Donna got up and took the handbrake off. The time rotor lit up a fraction more and the disk within it rose to the top where it was illuminated by the turquoise glow. It gave Donna some hope. “Where are we going?”
“Oh, yes, the phone.” Donna found it nestled in the console. She’d not noticed it before. “Who am I calling?” she asked him. “I hope you have the number?”
“There is only one number in it,” Donna commented and looked at the phone. There was a single number that had been texted through to him. He’d saved it and then left the phone on the console. It was strange. He’d sometimes looked at that phone both hopeful and worried that it would ring. Donna looked at the name on the phone.
“Martha…” the Doctor whimpered. “Call… Martha.”
“She’s a doctor,” Donna recalled. “A proper doctor, not a pretend doctor like you, ha! Good thinking, Time Boy.” Donna dialled the number. She was surprised that as soon as the phone started to ring the time rotor started to pulse and she could feel that the TARDIS was taking off.
A rather bemused Martha woke up to her phone ringing and the TARDIS materialising at half two in the morning in the middle of her bedroom. Her irritation vanished into concern when a red headed woman, probably his next companion, opened the door from within. She had obvious blood stains on her clothing.
“Are you Martha Jones?” Donna asked her. She was standing there in a vest top and her pyjama bottoms. “Sorry, is it night time?” She winced.
“It’s two thirty five,” Martha commented. “Where’s the Doctor?”
“He’s hurt.” Donna pushed the door open and Martha hurried in to find him barely conscious on the floor.

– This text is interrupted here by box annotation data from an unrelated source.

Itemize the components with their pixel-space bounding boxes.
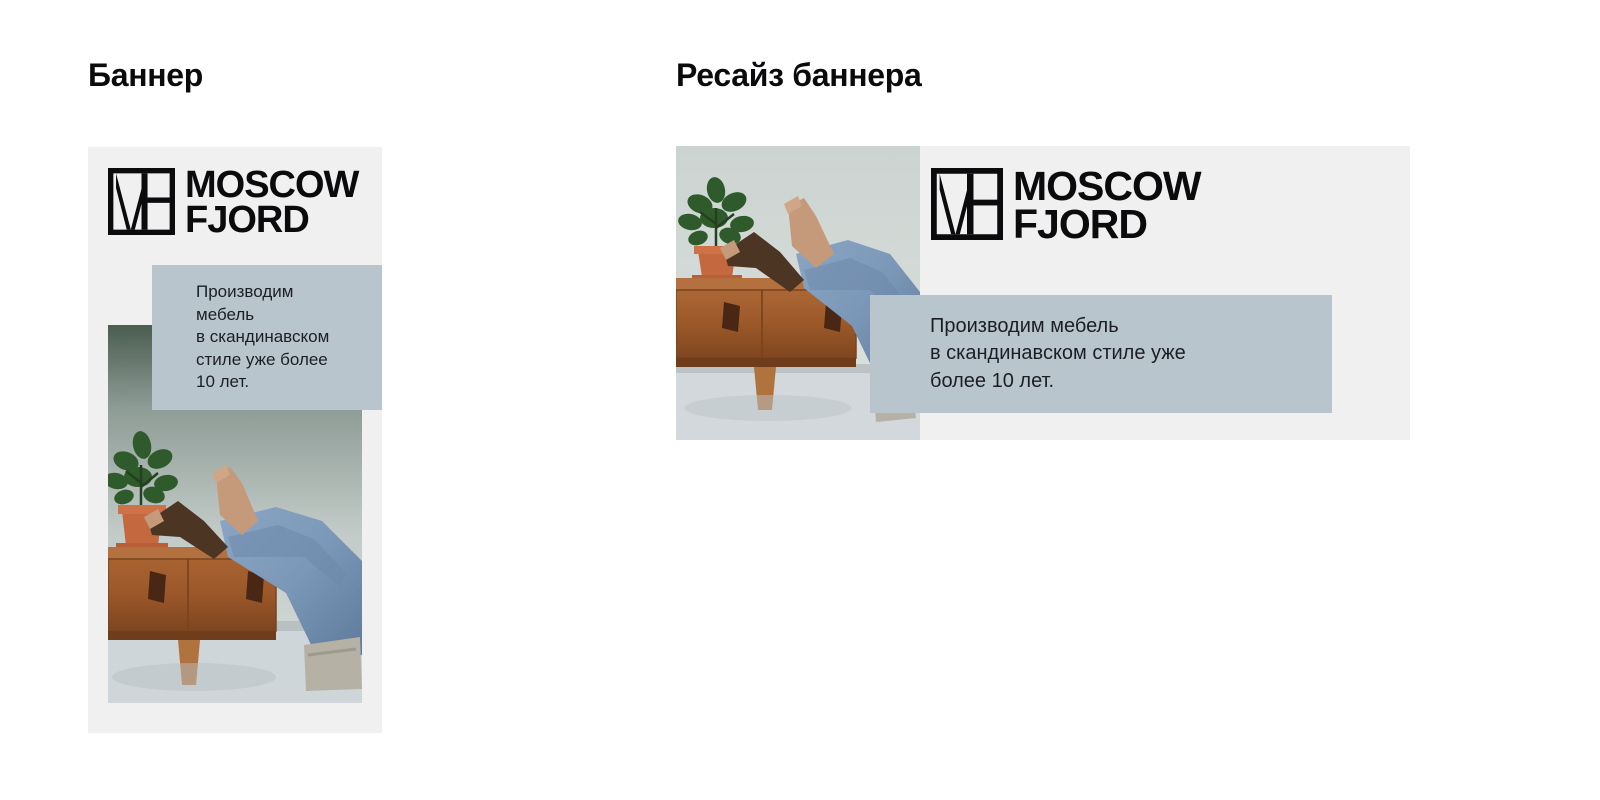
banner-caption-panel: Производим мебель в скандинавском стиле … (870, 295, 1332, 413)
brand-logo[interactable]: MOSCOW FJORD (931, 168, 1201, 243)
banner-caption-text: Производим мебель в скандинавском стиле … (196, 281, 329, 394)
moscow-fjord-monogram-icon (108, 168, 175, 235)
brand-wordmark: MOSCOW FJORD (1013, 168, 1201, 243)
page-title-banner: Баннер (88, 57, 203, 94)
brand-word-bottom: FJORD (185, 203, 358, 238)
page-title-banner-resize: Ресайз баннера (676, 57, 922, 94)
brand-word-bottom: FJORD (1013, 206, 1201, 244)
brand-word-top: MOSCOW (185, 168, 358, 203)
banner-vertical[interactable]: MOSCOW FJORD (88, 147, 382, 733)
banner-horizontal[interactable]: MOSCOW FJORD Производим мебель в скандин… (676, 146, 1410, 440)
banner-caption-text: Производим мебель в скандинавском стиле … (930, 313, 1186, 395)
brand-wordmark: MOSCOW FJORD (185, 168, 358, 238)
banner-caption-panel: Производим мебель в скандинавском стиле … (152, 265, 382, 410)
brand-logo[interactable]: MOSCOW FJORD (108, 168, 358, 238)
moscow-fjord-monogram-icon (931, 168, 1003, 240)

“Oh, Doctor?” Martha sighed.
“Martha…” he groaned.
“You’re kidding me?” Martha asked, but with Martha and Donna both there he could afford just to let the darkness take him. “He’s passed out,” Martha offered.
“It is probably better for him for the moment,” Martha assured her and glanced up to Donna even as she was busy unfastening the buttons on the Doctor’s shirt to see if she could get a good view of the wound in his chest before she took him into the infirmary. “A giant spider?”

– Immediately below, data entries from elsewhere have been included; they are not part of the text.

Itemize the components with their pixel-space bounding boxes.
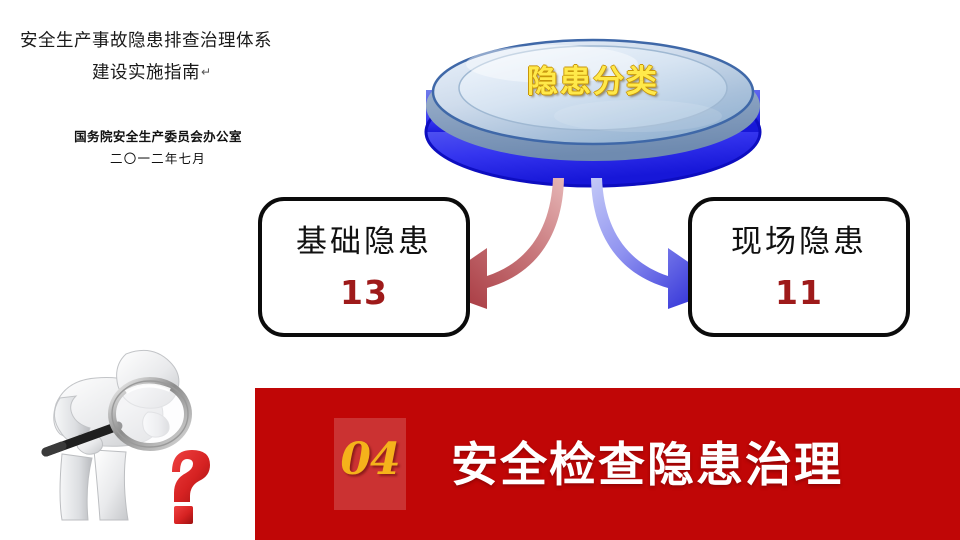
document-issuer: 国务院安全生产委员会办公室 [8,126,308,148]
section-number: 04 [334,434,406,485]
category-count-onsite-hazards: 11 [692,273,906,312]
document-title-line-2: 建设实施指南↵ [8,57,328,89]
hazard-classification-disc: 隐患分类 [424,12,762,188]
document-title-block: 安全生产事故隐患排查治理体系 建设实施指南↵ [8,26,328,89]
paragraph-mark-icon: ↵ [201,65,212,79]
disc-label: 隐患分类 [424,56,762,101]
category-box-basic-hazards[interactable]: 基础隐患 13 [258,197,470,337]
section-number-chip: 04 [334,418,406,510]
inspector-with-magnifier-illustration [22,342,254,540]
document-title-line-2-text: 建设实施指南 [92,63,200,83]
category-box-onsite-hazards[interactable]: 现场隐患 11 [688,197,910,337]
document-issuer-block: 国务院安全生产委员会办公室 二〇一二年七月 [8,126,308,170]
category-label-onsite-hazards: 现场隐患 [692,223,906,261]
section-banner: 04 安全检查隐患治理 [255,388,960,540]
document-date: 二〇一二年七月 [8,148,308,170]
category-count-basic-hazards: 13 [262,273,466,312]
category-label-basic-hazards: 基础隐患 [262,223,466,261]
slide-canvas: 安全生产事故隐患排查治理体系 建设实施指南↵ 国务院安全生产委员会办公室 二〇一… [0,0,960,540]
document-title-line-1: 安全生产事故隐患排查治理体系 [8,26,328,57]
section-title: 安全检查隐患治理 [451,426,843,495]
inspector-figure-shape [22,342,254,540]
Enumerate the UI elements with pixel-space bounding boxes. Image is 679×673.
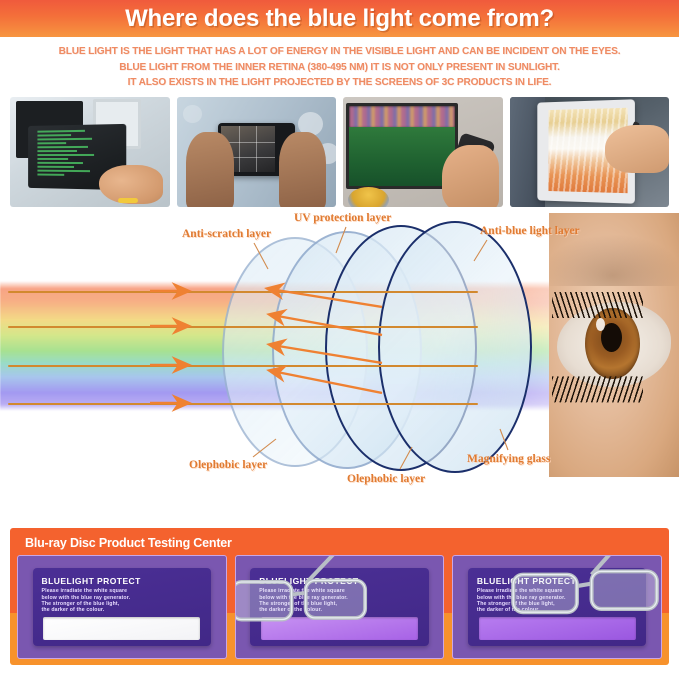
test-panel-with-glasses-1: BLUELIGHT PROTECT Please irradiate the w… [235, 555, 445, 659]
subtitle-line-3: IT ALSO EXISTS IN THE LIGHT PROJECTED BY… [14, 75, 666, 91]
test-panel-no-glasses: BLUELIGHT PROTECT Please irradiate the w… [17, 555, 227, 659]
label-magnifying-glass: Magnifying glass [467, 453, 550, 465]
bluelight-test-card: BLUELIGHT PROTECT Please irradiate the w… [250, 568, 429, 646]
test-swatch [43, 617, 200, 640]
label-oleophobic-layer-2: Olephobic layer [347, 473, 425, 485]
test-panel-with-glasses-2: BLUELIGHT PROTECT Please irradiate the w… [452, 555, 662, 659]
testing-center-title: Blu-ray Disc Product Testing Center [17, 532, 662, 555]
card-title: BLUELIGHT PROTECT [259, 576, 420, 586]
card-body-line-4: the darker of the colour. [259, 607, 420, 613]
laptop-coding-photo [10, 97, 170, 207]
card-title: BLUELIGHT PROTECT [477, 576, 638, 586]
lens-layer-diagram: Anti-scratch layer UV protection layer A… [0, 207, 679, 495]
label-oleophobic-layer-1: Olephobic layer [189, 459, 267, 471]
card-title: BLUELIGHT PROTECT [42, 576, 203, 586]
test-swatch [479, 617, 636, 640]
page-title: Where does the blue light come from? [125, 5, 554, 33]
bluelight-test-card: BLUELIGHT PROTECT Please irradiate the w… [468, 568, 647, 646]
card-body-line-4: the darker of the colour. [477, 607, 638, 613]
tablet-drawing-photo [510, 97, 670, 207]
subtitle-line-1: BLUE LIGHT IS THE LIGHT THAT HAS A LOT O… [14, 44, 666, 60]
label-anti-blue-light-layer: Anti-blue light layer [480, 225, 580, 237]
human-eye-photo [549, 213, 679, 477]
header-banner: Where does the blue light come from? [0, 0, 679, 37]
photo-strip [0, 97, 679, 207]
smartphone-camera-photo [177, 97, 337, 207]
test-panel-row: BLUELIGHT PROTECT Please irradiate the w… [17, 555, 662, 659]
label-anti-scratch-layer: Anti-scratch layer [182, 228, 271, 240]
tv-remote-photo [343, 97, 503, 207]
label-uv-protection-layer: UV protection layer [294, 212, 391, 224]
testing-center-section: Blu-ray Disc Product Testing Center BLUE… [10, 528, 669, 665]
subtitle-block: BLUE LIGHT IS THE LIGHT THAT HAS A LOT O… [0, 37, 679, 97]
subtitle-line-2: BLUE LIGHT FROM THE INNER RETINA (380-49… [14, 60, 666, 76]
bluelight-test-card: BLUELIGHT PROTECT Please irradiate the w… [33, 568, 212, 646]
test-swatch [261, 617, 418, 640]
card-body-line-4: the darker of the colour. [42, 607, 203, 613]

“Incy Wincy on steroids,” Donna confirmed.
“Another day at the office then?” Martha commented and peeled the bloody fabric away from his chest.
“That goes right through,” Donna commented feeling slightly sick again as she remembered how he’d been pierced. “And bone is sticking out of his leg. Are you going to be able to treat him?”
“Another day at the office,” Martha offered and nodded. “He’ll be fine. If anything was fatal he'd have regenerated before you got him here," Martha commented, but Donna wasn't sure what that meant. "Come on, let’s get him to the infirmary. Giant spiders?” Martha sighed and shook her head. “Whatever next?”